The Pacific Legal Foundation, representing a would-be developer, sought to expand Supreme Court precedent restricting excessive government demands for property in exchange for building permits. PLF lawyer Paul Beard II argued the precedent also applies when the government requires a developer to spend money. “The Constitution prohibits government shakedowns against property owners who are seeking permits to use their land, and that prohibition doesn’t come with an asterisk,” Beard said in a statement after the arguments.
Beard’s case met with some resistance, according to an assessment by SCOTUSblog. “Something really big, and potentially decisive, happened to a major new property rights case between the time the Supreme Court took it on, and Tuesday’s argument by lawyers before the court,” SCOTUSblog said. “The very idea that an unconstitutional ‘taking’ had occurred to an owner of a small plot of ground in Florida seemed near to vanishing, propelled toward oblivion by a spreading fear on the bench that maybe the entire regulatory apparatus of government might be at risk. Credit lawyers for a state agency and the federal government for deepening this anxiety.”

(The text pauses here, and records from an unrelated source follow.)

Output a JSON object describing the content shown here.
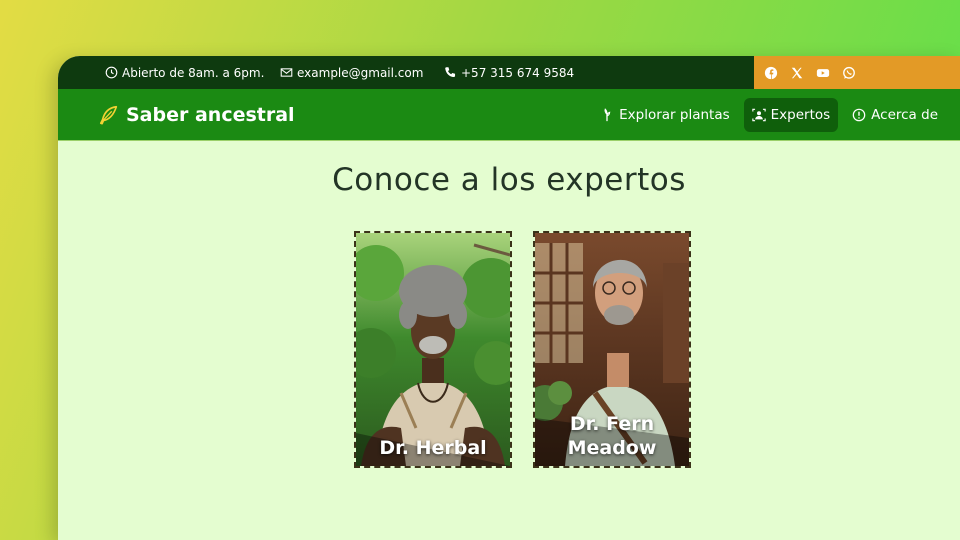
{
  "topbar": {
    "hours": "Abierto de 8am. a 6pm.",
    "email": "example@gmail.com",
    "phone": "+57 315 674 9584",
    "social_icons": [
      "facebook-icon",
      "x-icon",
      "youtube-icon",
      "whatsapp-icon"
    ]
  },
  "nav": {
    "brand": "Saber ancestral",
    "links": [
      {
        "label": "Explorar plantas",
        "icon": "seedling-icon"
      },
      {
        "label": "Expertos",
        "icon": "experts-icon",
        "active": true
      },
      {
        "label": "Acerca de",
        "icon": "info-icon"
      }
    ]
  },
  "main": {
    "title": "Conoce a los expertos",
    "experts": [
      {
        "name": "Dr. Herbal"
      },
      {
        "name": "Dr. Fern Meadow"
      }
    ]
  },
  "colors": {
    "topbar_bg": "#0e3a0f",
    "social_bg": "#e39a26",
    "navbar_bg": "#1b8a13",
    "nav_active_bg": "#0f5f0b",
    "page_bg": "#e4fdd0"
  }
}
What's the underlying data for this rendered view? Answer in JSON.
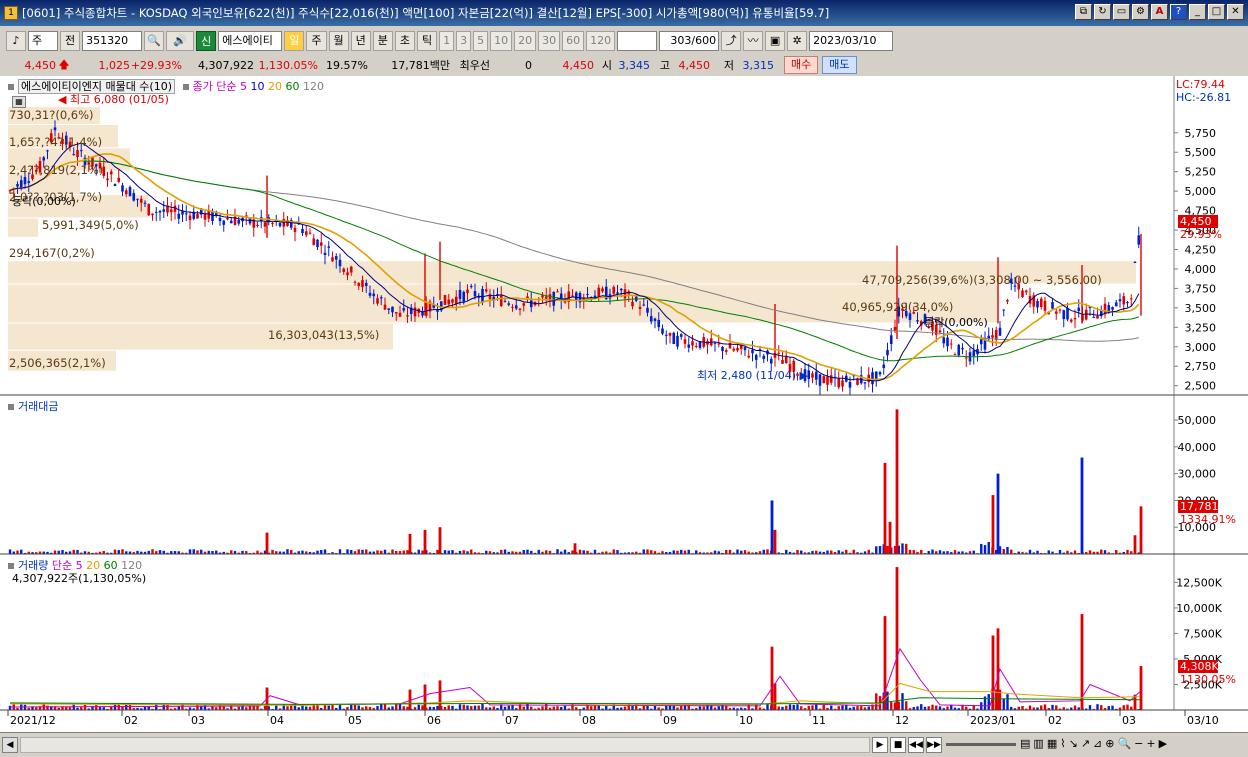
{
  "window": {
    "title": "[0601] 주식종합차트 - KOSDAQ 외국인보유[622(천)] 주식수[22,016(천)] 액면[100] 자본금[22(억)] 결산[12월] EPS[-300] 시가총액[980(억)] 유통비율[59.7]",
    "app_icon": "1",
    "buttons": [
      "window-link-icon",
      "refresh-icon",
      "restore-small-icon",
      "settings-icon",
      "font-icon",
      "help-icon",
      "minimize-icon",
      "maximize-icon",
      "close-icon"
    ]
  },
  "toolbar": {
    "market_select": "주",
    "prev_label": "전",
    "code": "351320",
    "stock_name": "에스에이티",
    "shin_badge": "신",
    "periods": [
      "일",
      "주",
      "월",
      "년",
      "분",
      "초",
      "틱"
    ],
    "active_period": "일",
    "minutes": [
      "1",
      "3",
      "5",
      "10",
      "20",
      "30",
      "60",
      "120"
    ],
    "count_value": "303",
    "count_total": "/600",
    "date": "2023/03/10"
  },
  "quote": {
    "price": "4,450",
    "change_icon": "up-arrow-icon",
    "change": "1,025",
    "change_pct": "+29.93%",
    "volume": "4,307,922",
    "vol_ratio": "1,130.05%",
    "turnover": "19.57%",
    "amount": "17,781백만",
    "best_label": "최우선",
    "best_value": "0",
    "best_price": "4,450",
    "open_label": "시",
    "open": "3,345",
    "high_label": "고",
    "high": "4,450",
    "low_label": "저",
    "low": "3,315",
    "buy_label": "매수",
    "sell_label": "매도"
  },
  "price_panel": {
    "legend_stock": "에스에이티이엔지 매물대 수(10)",
    "legend_ma": [
      "종가 단순 5",
      "10",
      "20",
      "60",
      "120"
    ],
    "legend_ma_colors": [
      "#c000c0",
      "#0000c0",
      "#e0a000",
      "#008000",
      "#808080"
    ],
    "lc": "LC:79.44",
    "hc": "HC:-26.81",
    "high_note": "최고 6,080 (01/05)",
    "low_note": "최저 2,480 (11/04)",
    "current_tag": "4,450",
    "current_pct": "29.93%",
    "y_ticks": [
      "5,750",
      "5,500",
      "5,250",
      "5,000",
      "4,750",
      "4,500",
      "4,250",
      "4,000",
      "3,750",
      "3,500",
      "3,250",
      "3,000",
      "2,750",
      "2,500"
    ],
    "volume_profile_labels": [
      "730,31?(0,6%)",
      "1,65?,?4?(1,4%)",
      "2,4??,819(2,1%)",
      "2,0??,?03(1,7%)",
      "5,991,349(5,0%)",
      "294,167(0,2%)",
      "47,709,256(39,6%)(3,308.00 ~ 3,556.00)",
      "40,965,929(34,0%)",
      "16,303,043(13,5%)",
      "2,506,365(2,1%)",
      "등락(0,00%)",
      "등락(0,00%)"
    ]
  },
  "amount_panel": {
    "title": "거래대금",
    "y_ticks": [
      "50,000",
      "40,000",
      "30,000",
      "20,000",
      "10,000"
    ],
    "current_tag": "17,781",
    "current_pct": "1334.91%"
  },
  "volume_panel": {
    "title": "거래량",
    "legend": [
      "단순 5",
      "20",
      "60",
      "120"
    ],
    "legend_colors": [
      "#c000c0",
      "#e0a000",
      "#008000",
      "#808080"
    ],
    "summary": "4,307,922주(1,130,05%)",
    "y_ticks": [
      "12,500K",
      "10,000K",
      "7,500K",
      "5,000K",
      "2,500K"
    ],
    "current_tag": "4,308K",
    "current_pct": "1130.05%"
  },
  "x_axis": [
    "2021/12",
    "02",
    "03",
    "04",
    "05",
    "06",
    "07",
    "08",
    "09",
    "10",
    "11",
    "12",
    "2023/01",
    "02",
    "03",
    "03/10"
  ],
  "colors": {
    "up": "#e00000",
    "down": "#0020d0",
    "profile": "#f5e6d0",
    "ma5": "#c000c0",
    "ma10": "#000080",
    "ma20": "#e0a000",
    "ma60": "#008000",
    "ma120": "#808080"
  }
}
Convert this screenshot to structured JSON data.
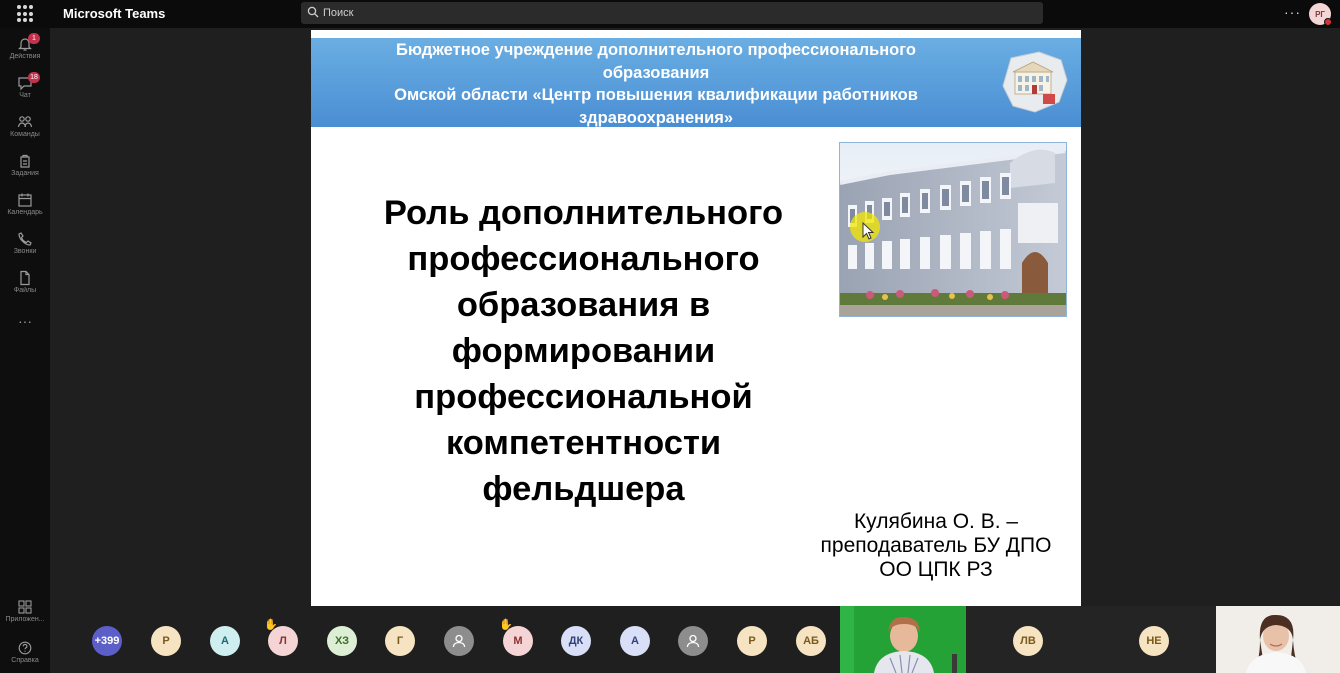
{
  "app": {
    "title": "Microsoft Teams",
    "user_initials": "РГ"
  },
  "search": {
    "placeholder": "Поиск"
  },
  "rail": {
    "items": [
      {
        "icon": "bell-icon",
        "label": "Действия",
        "badge": "1"
      },
      {
        "icon": "chat-icon",
        "label": "Чат",
        "badge": "18"
      },
      {
        "icon": "teams-icon",
        "label": "Команды",
        "badge": ""
      },
      {
        "icon": "assignments-icon",
        "label": "Задания",
        "badge": ""
      },
      {
        "icon": "calendar-icon",
        "label": "Календарь",
        "badge": ""
      },
      {
        "icon": "phone-icon",
        "label": "Звонки",
        "badge": ""
      },
      {
        "icon": "files-icon",
        "label": "Файлы",
        "badge": ""
      }
    ],
    "more": "···",
    "bottom": [
      {
        "icon": "apps-icon",
        "label": "Приложен..."
      },
      {
        "icon": "help-icon",
        "label": "Справка"
      }
    ]
  },
  "slide": {
    "header_lines": [
      "Бюджетное учреждение дополнительного профессионального",
      "образования",
      "Омской области «Центр повышения квалификации работников",
      "здравоохранения»"
    ],
    "title_lines": [
      "Роль дополнительного",
      "профессионального",
      "образования в",
      "формировании",
      "профессиональной",
      "компетентности",
      "фельдшера"
    ],
    "author_lines": [
      "Кулябина О. В. –",
      "преподаватель БУ ДПО",
      "ОО ЦПК РЗ"
    ]
  },
  "participants": {
    "overflow": "+399",
    "avatars": [
      {
        "initials": "Р",
        "bg": "#f6e3c2",
        "fg": "#7a5a1c",
        "hand": false
      },
      {
        "initials": "А",
        "bg": "#cfeef0",
        "fg": "#1d6b72",
        "hand": false
      },
      {
        "initials": "Л",
        "bg": "#f4d4d4",
        "fg": "#8a3232",
        "hand": true
      },
      {
        "initials": "ХЗ",
        "bg": "#dcefd4",
        "fg": "#3d6a2c",
        "hand": false
      },
      {
        "initials": "Г",
        "bg": "#f6e3c2",
        "fg": "#7a5a1c",
        "hand": false
      },
      {
        "initials": "",
        "bg": "#8d8d8d",
        "fg": "#ffffff",
        "hand": false
      },
      {
        "initials": "М",
        "bg": "#f4d4d4",
        "fg": "#8a3232",
        "hand": true
      },
      {
        "initials": "ДК",
        "bg": "#d8dff6",
        "fg": "#33427a",
        "hand": false
      },
      {
        "initials": "А",
        "bg": "#d8dff6",
        "fg": "#33427a",
        "hand": false
      },
      {
        "initials": "",
        "bg": "#8d8d8d",
        "fg": "#ffffff",
        "hand": false
      },
      {
        "initials": "Р",
        "bg": "#f6e3c2",
        "fg": "#7a5a1c",
        "hand": false
      },
      {
        "initials": "АБ",
        "bg": "#f6e3c2",
        "fg": "#7a5a1c",
        "hand": false
      }
    ],
    "tiles": [
      {
        "initials": "ЛВ",
        "bg": "#f6e3c2",
        "fg": "#7a5a1c"
      },
      {
        "initials": "НЕ",
        "bg": "#f6e3c2",
        "fg": "#7a5a1c"
      }
    ]
  },
  "colors": {
    "accent": "#6264a7",
    "header_blue": "#5b9edb",
    "badge_red": "#c4314b",
    "hand_raised": "#f0b400"
  }
}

The Wall Street Journal Law Blog (sub. req.) and the Christian Science Monitor have background on the case. Developer Coy Koontz Sr. wanted to develop about four acres of a nearly 15-acre plot in Florida’s Orange County, and agreed to dedicate the rest of his property to conservation in exchange for the privilege. But a wetlands management district said he would also need to make improvements to 50 acres of government-owned property located miles away from the project. Other options were also offered.
The Florida Supreme Court had held there was no taking when a condition is spending money, according to the Christian Science Monitor account. The state supreme court also said there no taking because the permit was denied and nothing was taken from Koontz. (Koontz’s son Coy Koontz Jr. continued the case after his father’s death.)
Koontz likely needed the vote of Justice Antonin Scalia, who had written one of the two takings precedents cited in the case, SCOTUSblog says. But Scalia “strenuously assailed” the takings claim, the blog says, questioning whether there had been a taking because the permit was denied. In response to an argument about the taking by Koontz’s lawyer, Scalia said, “Taking what?” He continued to use the phrase, with some variations, throughout the oral argument.
The case is Koontz v. St. John River Water Management District.